Cette décision doit encore être approuvée par le docteur Boaz Lev, responsable chargé de déterminer les groupes qui doivent être vaccinés en priorité contre le coronavirus. Elle survient dans un contexte de taux de morbidité croissant parmi les enfants au sein de l’Etat juif.

Le ministère a indiqué qu’au vu des forts niveaux de contagion, le risque représenté par une non-vaccination des enfants susceptibles d’être particulièrement vulnérables face à la maladie l’emportait sur les dangers entraînés par l’insuffisance de données disponibles sur l’immunisation de cette classe d’âge.

Le vaccin Pfizer, qui est le plus utilisé en Israël, a été approuvé aux Etats-Unis et en Europe exclusivement pour les 16 ans et plus.
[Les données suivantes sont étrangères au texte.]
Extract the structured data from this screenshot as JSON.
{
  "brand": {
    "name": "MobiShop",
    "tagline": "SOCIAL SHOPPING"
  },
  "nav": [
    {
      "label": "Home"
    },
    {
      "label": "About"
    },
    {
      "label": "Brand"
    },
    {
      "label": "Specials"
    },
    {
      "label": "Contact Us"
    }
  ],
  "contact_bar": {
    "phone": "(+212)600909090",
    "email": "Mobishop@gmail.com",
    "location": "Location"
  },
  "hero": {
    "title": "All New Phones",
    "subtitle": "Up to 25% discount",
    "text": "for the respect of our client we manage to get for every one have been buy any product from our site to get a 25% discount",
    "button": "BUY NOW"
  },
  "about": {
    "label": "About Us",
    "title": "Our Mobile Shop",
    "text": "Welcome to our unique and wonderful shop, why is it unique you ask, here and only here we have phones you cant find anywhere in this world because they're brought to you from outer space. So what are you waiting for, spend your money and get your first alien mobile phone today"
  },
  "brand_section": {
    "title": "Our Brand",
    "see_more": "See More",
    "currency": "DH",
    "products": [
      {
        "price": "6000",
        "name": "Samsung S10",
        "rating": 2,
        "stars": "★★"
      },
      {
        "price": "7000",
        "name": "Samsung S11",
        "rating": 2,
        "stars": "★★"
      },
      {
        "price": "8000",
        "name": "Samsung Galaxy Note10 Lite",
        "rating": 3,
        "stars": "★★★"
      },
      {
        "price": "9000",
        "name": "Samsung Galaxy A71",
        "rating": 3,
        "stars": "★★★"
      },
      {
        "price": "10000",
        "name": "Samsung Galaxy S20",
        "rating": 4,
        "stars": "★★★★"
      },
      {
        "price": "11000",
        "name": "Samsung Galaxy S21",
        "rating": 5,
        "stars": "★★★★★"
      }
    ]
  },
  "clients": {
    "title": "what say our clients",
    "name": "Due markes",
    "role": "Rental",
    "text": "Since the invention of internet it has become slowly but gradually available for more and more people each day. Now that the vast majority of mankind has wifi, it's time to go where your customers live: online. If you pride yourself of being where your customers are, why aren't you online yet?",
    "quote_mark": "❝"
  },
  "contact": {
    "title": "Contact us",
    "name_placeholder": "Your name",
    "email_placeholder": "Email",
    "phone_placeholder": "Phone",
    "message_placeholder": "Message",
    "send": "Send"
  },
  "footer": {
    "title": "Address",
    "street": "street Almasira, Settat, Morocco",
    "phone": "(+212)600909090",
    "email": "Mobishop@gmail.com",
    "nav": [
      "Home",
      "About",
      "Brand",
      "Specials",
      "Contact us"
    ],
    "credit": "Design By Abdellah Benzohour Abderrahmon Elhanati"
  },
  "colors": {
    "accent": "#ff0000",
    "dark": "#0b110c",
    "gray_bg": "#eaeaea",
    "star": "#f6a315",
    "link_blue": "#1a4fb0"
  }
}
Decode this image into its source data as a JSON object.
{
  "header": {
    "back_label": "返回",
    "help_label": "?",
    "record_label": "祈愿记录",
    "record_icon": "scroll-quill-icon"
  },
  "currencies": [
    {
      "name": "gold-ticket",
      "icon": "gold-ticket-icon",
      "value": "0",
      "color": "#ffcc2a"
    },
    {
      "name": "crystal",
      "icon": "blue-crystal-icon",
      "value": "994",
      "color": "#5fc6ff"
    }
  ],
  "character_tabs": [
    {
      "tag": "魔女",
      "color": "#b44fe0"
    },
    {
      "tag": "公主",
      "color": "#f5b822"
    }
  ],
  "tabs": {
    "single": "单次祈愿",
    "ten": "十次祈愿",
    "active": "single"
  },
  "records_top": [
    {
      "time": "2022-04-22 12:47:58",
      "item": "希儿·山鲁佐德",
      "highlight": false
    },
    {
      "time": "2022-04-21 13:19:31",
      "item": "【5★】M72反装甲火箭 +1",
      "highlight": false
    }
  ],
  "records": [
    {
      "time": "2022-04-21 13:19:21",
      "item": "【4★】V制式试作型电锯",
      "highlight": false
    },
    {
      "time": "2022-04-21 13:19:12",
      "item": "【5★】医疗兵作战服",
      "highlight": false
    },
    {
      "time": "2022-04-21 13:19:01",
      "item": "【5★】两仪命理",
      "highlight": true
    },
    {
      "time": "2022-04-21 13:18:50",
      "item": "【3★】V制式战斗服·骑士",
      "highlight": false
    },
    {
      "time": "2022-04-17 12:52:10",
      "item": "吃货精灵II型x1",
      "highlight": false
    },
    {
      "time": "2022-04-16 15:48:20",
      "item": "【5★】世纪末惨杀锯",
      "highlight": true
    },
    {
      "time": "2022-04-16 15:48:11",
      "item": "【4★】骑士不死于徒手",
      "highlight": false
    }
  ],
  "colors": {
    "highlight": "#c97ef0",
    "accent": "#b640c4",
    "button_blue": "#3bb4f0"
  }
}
Les essais ont commencé au mois d’octobre sur les enfants dès 12 ans et ils devraient continuer encore plusieurs mois.

Il y a eu, ces dernières semaines, un nombre bien plus important de contaminations chez les enfants – une tendance qui est attribuée au variant britannique du coronavirus. Ils semblent dorénavant plus susceptibles d’attraper et de transmettre le variant que ce n’était le cas avec la souche originale, selon les chercheurs britanniques.

L’hôpital Hadassah Ein Kerem de Jérusalem a ouvert la toute première unité pédiatrique de soins intensifs accueillant des malades du coronavirus, la semaine dernière.

Photo d’illustration d’une seringue et d’un flacon contenant une dose de vaccin COVID-19 à côté du logo de la firme Pfizer, le 23 novembre 2020. (Crédit : JOEL SAGET / AFP)

Le vaccin Pfizer-BioNTech – le principal vaccin à être utilisé au sein de l’Etat juif – n’a pas été testé sur les enfants et il a été approuvé pour un usage d’urgence sur les adultes et sur les adolescents de plus de 16 ans.

Le ministère de la Santé, jusqu’à présent, n’avait pas approuvé la vaccination des moins de 16 ans.

L’Etat juif a aussi donné son approbation à la vaccination des femmes enceintes malgré l’avis défavorable à ce sujet qui avait été transmis par l’Organisation mondiale de la Santé, suite à une série de cas graves de coronavirus dans cette catégorie de la population qui a été, là aussi, attribuée au variant anglais.

Cette semaine, les autorités ont approuvé la vaccination des Israéliens de 16 à 18 ans pour permettre aux lycéens de passer leur « bagrut » à la date prévue. Les 18 à 40 ans ne peuvent pas encore officiellement se faire immuniser contre la COVID-19, même si certains l’ont fait dans certains secteurs moins sollicités, où les caisses d’assurance-santé cherchent à utiliser la totalité des doses de vaccin avant qu’elles ne se périment.